– Кольт при себе? ― шепотом уточняет Винс.
– Я тебя умоляю.
Редфолл молча скрещивает у груди руки, и я сдаюсь.
– С собой. Думаешь, он нападет? Ты сам выставил его сущим агнцем!
– Я всего лишь не хочу новых неприятностей. Ни для тебя, ни для него. В какие-то моменты он… не отвечает за себя.
– Значит, я буду отвечать за нас обоих.
Винс блекло, тревожно улыбается и качает головой.
– Отвечать придется мне, если мы не придумаем, как выпутаться.
Впечатление ошибочно: стоит лязгнуть ключу, и юноша вздрагивает, открывает совершенно не сонные глаза. Отворив решетчатую дверь, Винсент не заходит внутрь ― сразу отступает, потом делает несколько шагов вдоль других створок.
– Я пока обойду все и скажу пару слов старшему Дотсу. Скоро вернусь. Ты…
– Да-да, орать, если что. Непременно.
Редфолл, напоследок особенно хмуро на меня посмотрев, удаляется по коридору, а я вхожу в камеру. Андерсен ― помятый, нечесаный и с устрашающими кругами под глазами ― следит за мной, не меняя положения. Зрачки сужены, бледные губы беззвучно шевелятся. У юноши вправду
– Преподобный, ― выдавливает Андерсен хрипло, ― я исповедуюсь позже…
– В глупости? Она не смертный грех.
Резко, но выпадом я надеюсь привести Андерсена в чувство. Тщетно: он продолжает смотреть пусто и, скорее всего, даже не понимает слов. Я опускаюсь против юноши на корточки, и он наконец реагирует: невольно подается назад. Мое лицо вызывает у него ожидаемое отвращение, как почти у любого человека, чьи кожа и глаза не напоминают снег и окровавленный лед. Я позволяю себе улыбнуться и обращаюсь к нему мягче:
– Брат мой. Что ты наделал? Зачем взял чужую вину?
Молчание.
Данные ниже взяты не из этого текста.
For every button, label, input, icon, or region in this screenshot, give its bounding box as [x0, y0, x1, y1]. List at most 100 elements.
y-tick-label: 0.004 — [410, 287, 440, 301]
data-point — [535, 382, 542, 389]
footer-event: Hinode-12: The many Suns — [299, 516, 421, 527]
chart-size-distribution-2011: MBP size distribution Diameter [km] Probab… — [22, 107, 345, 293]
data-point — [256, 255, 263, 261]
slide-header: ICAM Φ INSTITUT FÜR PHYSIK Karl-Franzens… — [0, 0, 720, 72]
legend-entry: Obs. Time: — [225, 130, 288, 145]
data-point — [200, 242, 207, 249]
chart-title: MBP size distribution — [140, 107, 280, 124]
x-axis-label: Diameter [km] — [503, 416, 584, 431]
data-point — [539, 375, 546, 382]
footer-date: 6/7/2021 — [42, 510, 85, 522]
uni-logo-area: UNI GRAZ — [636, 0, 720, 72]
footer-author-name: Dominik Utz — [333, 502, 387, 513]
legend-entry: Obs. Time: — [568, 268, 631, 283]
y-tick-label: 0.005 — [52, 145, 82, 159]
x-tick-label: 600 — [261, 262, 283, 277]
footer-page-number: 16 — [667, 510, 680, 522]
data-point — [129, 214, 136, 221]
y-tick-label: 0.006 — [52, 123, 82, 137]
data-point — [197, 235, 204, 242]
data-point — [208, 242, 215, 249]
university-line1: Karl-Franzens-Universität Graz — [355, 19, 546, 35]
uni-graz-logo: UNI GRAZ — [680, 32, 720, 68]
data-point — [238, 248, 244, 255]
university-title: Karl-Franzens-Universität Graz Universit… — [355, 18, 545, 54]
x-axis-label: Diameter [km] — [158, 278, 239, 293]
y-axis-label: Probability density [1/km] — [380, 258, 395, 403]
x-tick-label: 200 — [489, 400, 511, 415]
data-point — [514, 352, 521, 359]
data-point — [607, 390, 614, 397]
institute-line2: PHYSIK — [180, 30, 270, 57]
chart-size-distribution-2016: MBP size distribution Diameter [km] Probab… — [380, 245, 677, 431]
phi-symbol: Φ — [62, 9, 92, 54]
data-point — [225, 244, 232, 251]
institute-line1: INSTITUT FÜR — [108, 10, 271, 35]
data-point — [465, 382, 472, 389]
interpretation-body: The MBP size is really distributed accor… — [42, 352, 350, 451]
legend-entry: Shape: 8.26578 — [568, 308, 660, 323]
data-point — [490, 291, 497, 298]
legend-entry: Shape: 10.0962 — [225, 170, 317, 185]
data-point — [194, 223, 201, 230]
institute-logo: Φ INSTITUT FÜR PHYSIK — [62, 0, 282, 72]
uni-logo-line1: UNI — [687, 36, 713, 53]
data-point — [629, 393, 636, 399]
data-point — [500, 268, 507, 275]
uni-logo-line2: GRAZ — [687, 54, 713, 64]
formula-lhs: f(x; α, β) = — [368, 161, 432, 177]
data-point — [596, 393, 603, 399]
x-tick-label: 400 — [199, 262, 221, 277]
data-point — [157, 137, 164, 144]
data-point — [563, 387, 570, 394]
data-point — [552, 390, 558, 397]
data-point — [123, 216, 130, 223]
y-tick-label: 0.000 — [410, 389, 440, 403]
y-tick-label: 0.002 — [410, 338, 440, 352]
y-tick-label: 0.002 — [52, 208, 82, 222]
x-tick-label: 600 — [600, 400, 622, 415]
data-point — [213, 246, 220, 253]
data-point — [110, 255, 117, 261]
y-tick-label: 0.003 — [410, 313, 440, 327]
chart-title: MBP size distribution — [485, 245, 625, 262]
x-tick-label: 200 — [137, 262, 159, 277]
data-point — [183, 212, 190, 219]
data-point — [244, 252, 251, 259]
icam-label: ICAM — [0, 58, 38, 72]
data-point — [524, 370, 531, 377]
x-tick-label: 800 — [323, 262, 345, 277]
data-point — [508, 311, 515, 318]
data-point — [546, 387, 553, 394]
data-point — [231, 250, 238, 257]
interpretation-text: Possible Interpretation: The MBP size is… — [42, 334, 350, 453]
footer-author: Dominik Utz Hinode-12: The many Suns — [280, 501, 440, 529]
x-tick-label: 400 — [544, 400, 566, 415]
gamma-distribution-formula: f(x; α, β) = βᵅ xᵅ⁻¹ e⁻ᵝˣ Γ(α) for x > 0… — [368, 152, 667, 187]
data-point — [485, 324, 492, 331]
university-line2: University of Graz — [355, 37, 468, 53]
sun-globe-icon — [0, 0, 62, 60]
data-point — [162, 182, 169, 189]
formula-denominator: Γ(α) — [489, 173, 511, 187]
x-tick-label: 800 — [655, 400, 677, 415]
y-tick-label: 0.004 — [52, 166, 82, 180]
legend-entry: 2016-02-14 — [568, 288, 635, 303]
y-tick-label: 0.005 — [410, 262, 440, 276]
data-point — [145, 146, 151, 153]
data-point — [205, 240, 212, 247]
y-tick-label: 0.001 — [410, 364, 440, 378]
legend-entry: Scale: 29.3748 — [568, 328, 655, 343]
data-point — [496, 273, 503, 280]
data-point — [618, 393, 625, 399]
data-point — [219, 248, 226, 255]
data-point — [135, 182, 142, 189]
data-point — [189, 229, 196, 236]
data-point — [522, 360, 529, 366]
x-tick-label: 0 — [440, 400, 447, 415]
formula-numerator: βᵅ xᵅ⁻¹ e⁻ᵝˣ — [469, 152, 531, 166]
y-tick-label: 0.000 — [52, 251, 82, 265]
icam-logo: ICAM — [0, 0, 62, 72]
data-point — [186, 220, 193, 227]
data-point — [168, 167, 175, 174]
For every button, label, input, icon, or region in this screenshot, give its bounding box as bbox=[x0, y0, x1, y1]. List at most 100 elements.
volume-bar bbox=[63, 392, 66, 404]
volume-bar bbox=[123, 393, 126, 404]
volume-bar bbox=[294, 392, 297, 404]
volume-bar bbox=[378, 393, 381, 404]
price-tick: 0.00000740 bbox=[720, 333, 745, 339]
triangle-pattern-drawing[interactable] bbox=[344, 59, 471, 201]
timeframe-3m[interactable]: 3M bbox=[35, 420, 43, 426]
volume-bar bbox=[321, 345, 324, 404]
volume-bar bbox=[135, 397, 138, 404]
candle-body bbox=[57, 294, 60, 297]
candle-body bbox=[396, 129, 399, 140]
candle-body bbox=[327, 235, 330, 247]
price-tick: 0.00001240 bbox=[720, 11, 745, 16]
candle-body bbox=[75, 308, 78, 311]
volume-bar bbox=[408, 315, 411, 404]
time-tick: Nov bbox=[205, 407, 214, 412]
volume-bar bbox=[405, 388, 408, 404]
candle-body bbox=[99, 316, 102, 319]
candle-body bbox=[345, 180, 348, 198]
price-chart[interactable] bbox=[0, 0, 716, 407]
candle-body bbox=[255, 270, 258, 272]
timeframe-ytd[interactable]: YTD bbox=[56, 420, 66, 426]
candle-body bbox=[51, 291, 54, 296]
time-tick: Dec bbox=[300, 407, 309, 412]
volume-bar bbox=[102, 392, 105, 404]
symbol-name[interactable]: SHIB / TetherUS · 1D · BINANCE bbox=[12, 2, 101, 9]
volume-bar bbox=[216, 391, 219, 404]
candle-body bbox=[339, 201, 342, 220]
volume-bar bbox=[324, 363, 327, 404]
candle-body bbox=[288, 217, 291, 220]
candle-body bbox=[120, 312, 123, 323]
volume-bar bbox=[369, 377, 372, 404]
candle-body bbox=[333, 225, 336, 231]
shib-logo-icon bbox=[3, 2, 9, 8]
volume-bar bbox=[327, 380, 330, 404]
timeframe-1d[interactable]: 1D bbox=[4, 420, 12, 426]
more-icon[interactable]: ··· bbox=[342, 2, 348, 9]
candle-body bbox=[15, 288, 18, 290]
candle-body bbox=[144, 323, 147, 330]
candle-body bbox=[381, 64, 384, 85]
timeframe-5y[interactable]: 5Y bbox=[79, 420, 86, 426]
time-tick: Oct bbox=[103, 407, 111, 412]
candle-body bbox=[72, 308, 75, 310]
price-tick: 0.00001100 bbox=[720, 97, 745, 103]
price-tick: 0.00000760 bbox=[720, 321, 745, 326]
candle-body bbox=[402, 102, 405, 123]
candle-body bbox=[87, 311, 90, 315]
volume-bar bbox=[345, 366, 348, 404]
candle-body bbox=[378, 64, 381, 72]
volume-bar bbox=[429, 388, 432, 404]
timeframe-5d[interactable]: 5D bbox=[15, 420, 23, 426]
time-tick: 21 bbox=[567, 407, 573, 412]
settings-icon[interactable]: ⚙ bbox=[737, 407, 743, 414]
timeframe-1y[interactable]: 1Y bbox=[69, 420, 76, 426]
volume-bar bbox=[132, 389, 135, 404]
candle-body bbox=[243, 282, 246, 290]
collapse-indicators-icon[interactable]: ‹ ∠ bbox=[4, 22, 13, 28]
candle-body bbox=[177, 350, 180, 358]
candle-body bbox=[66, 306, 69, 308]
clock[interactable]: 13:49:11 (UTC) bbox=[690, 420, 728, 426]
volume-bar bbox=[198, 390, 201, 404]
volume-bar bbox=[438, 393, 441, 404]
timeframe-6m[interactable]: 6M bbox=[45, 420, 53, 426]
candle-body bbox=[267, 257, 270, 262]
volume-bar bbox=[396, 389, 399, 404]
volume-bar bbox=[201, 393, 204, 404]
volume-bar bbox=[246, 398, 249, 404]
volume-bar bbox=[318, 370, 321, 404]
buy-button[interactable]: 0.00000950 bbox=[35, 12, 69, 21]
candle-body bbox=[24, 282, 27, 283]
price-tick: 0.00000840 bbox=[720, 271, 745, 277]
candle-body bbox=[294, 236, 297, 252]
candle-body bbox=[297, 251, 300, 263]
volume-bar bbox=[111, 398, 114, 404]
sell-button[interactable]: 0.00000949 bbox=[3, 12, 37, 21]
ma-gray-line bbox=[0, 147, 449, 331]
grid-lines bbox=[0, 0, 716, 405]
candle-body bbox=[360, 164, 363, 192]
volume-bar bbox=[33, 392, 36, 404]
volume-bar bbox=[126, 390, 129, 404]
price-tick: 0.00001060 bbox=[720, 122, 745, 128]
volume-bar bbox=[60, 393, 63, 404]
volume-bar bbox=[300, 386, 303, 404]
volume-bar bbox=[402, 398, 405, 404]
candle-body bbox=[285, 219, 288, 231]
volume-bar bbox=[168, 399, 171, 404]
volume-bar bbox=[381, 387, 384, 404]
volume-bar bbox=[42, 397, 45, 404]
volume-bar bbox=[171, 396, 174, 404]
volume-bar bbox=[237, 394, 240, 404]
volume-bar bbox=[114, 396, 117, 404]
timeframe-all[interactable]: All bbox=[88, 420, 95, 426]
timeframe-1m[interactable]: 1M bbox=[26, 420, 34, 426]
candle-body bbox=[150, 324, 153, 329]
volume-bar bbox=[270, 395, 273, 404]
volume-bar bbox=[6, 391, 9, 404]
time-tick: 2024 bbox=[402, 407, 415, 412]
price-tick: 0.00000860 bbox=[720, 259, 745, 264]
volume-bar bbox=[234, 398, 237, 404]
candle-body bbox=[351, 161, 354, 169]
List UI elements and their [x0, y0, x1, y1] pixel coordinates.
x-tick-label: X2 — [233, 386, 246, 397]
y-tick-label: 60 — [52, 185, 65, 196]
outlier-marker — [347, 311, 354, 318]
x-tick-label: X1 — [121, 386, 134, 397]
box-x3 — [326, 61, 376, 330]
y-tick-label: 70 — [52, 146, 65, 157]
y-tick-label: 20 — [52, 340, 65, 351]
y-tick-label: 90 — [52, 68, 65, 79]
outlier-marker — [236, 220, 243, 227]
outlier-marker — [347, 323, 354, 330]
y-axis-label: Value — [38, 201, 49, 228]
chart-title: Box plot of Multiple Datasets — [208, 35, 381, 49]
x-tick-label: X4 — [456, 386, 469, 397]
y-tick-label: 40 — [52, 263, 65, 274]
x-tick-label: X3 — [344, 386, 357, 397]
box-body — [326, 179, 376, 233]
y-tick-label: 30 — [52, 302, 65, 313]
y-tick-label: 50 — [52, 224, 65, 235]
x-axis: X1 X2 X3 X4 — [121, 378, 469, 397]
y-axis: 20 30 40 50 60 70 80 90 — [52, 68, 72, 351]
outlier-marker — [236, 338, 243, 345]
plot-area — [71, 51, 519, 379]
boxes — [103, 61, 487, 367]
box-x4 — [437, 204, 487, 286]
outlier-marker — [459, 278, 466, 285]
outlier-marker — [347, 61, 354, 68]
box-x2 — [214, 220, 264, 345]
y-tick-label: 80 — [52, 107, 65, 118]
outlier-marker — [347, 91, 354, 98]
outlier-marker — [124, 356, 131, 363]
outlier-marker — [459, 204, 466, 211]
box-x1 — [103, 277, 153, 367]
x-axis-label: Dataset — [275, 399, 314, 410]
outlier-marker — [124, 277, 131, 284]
Расфокусированный взгляд замер где-то у меня на воротнике.
– Шериф прекрасно знает, что ты непричастен к смерти мисс Бернфилд. И мы оба очень сомневаемся, что ты врешь, защищая кого-то.
Андерсен по-прежнему бездумно разглядывает белую ткань, сдавливающую мне горло.
– Сэмюель. Что почувствует твоя мать, когда узнает?
Это заставляет губы болезненно скривиться, но больше он никак не выдает, что вообще слышит меня. Что ж.
Придется продолжить.
– В таком случае, ― я склоняюсь почти вплотную, ― давай-ка кое-что уточним. Чтобы было, что поведать беснующейся толпе, когда она выберет тебе крепкий сук.
Андерсен зажмуривается, его густые ресницы дрожат, но ответ снова ― безмолвие.
– Итак. Ты просыпаешься среди ночи в малознакомой глуши. Седлаешь лошадь и каким-то чудом быстро долетаешь до Оровилла через дикие леса и холмы, не заблудившись. Так? Хорошо, допустим, так.
Свой голос я слышу как со стороны и почти не сомневаюсь: где-то поблизости внимательно слушает Винсент. Из груди Андерсена раздается глухой вздох.
– Далее ты встречаешь Джейн Бернфилд и говоришь с ней о чем-то, чего… допустим, не помнишь, у тебя же провалы. Так? Так. Разговора не получается.
Он опять содрогается, сутулится, когда я произношу имя девушки. Под ресницами ― подступающие слезы. Он уже понял, к чему я веду. И что я непременно закончу.
– Тогда, ― я криво усмехаюсь, ― ты бьешь ее ножом. Раз. Второй. Третий. Удары яростные, глубокие, будто ты полосуешь жертвенную свинью. Наверное, она кричит. Цепляется за тебя. Спрашивает, за что ты так поступаешь. Действительно… за что, Сэмюель?
Андерсен открывает глаза, как от оплеухи. Трясутся губы, но ни слова в ответ; первая слеза срывается вниз. Это не все, он знает. Знает и упрямо склоняет голову, прячась за иссиня-черными кудрями.
– И наконец, ты оставляешь ее истекать кровью в траве. Быстро, незаметно возвращаешься на лесопилку. Ложишься в постель, чтобы встать одновременно с отцом, полюбезничать с Тэдом за завтраком и уехать. А мисс Бернфилд уже дома, умирает. ― Я стискиваю его подбородок, заставляю смотреть прямо. ― Ее внутренности превратились в месиво и вываливаются при каждом вздохе, она бредит и зовет кого-то, кого очень, очень любит…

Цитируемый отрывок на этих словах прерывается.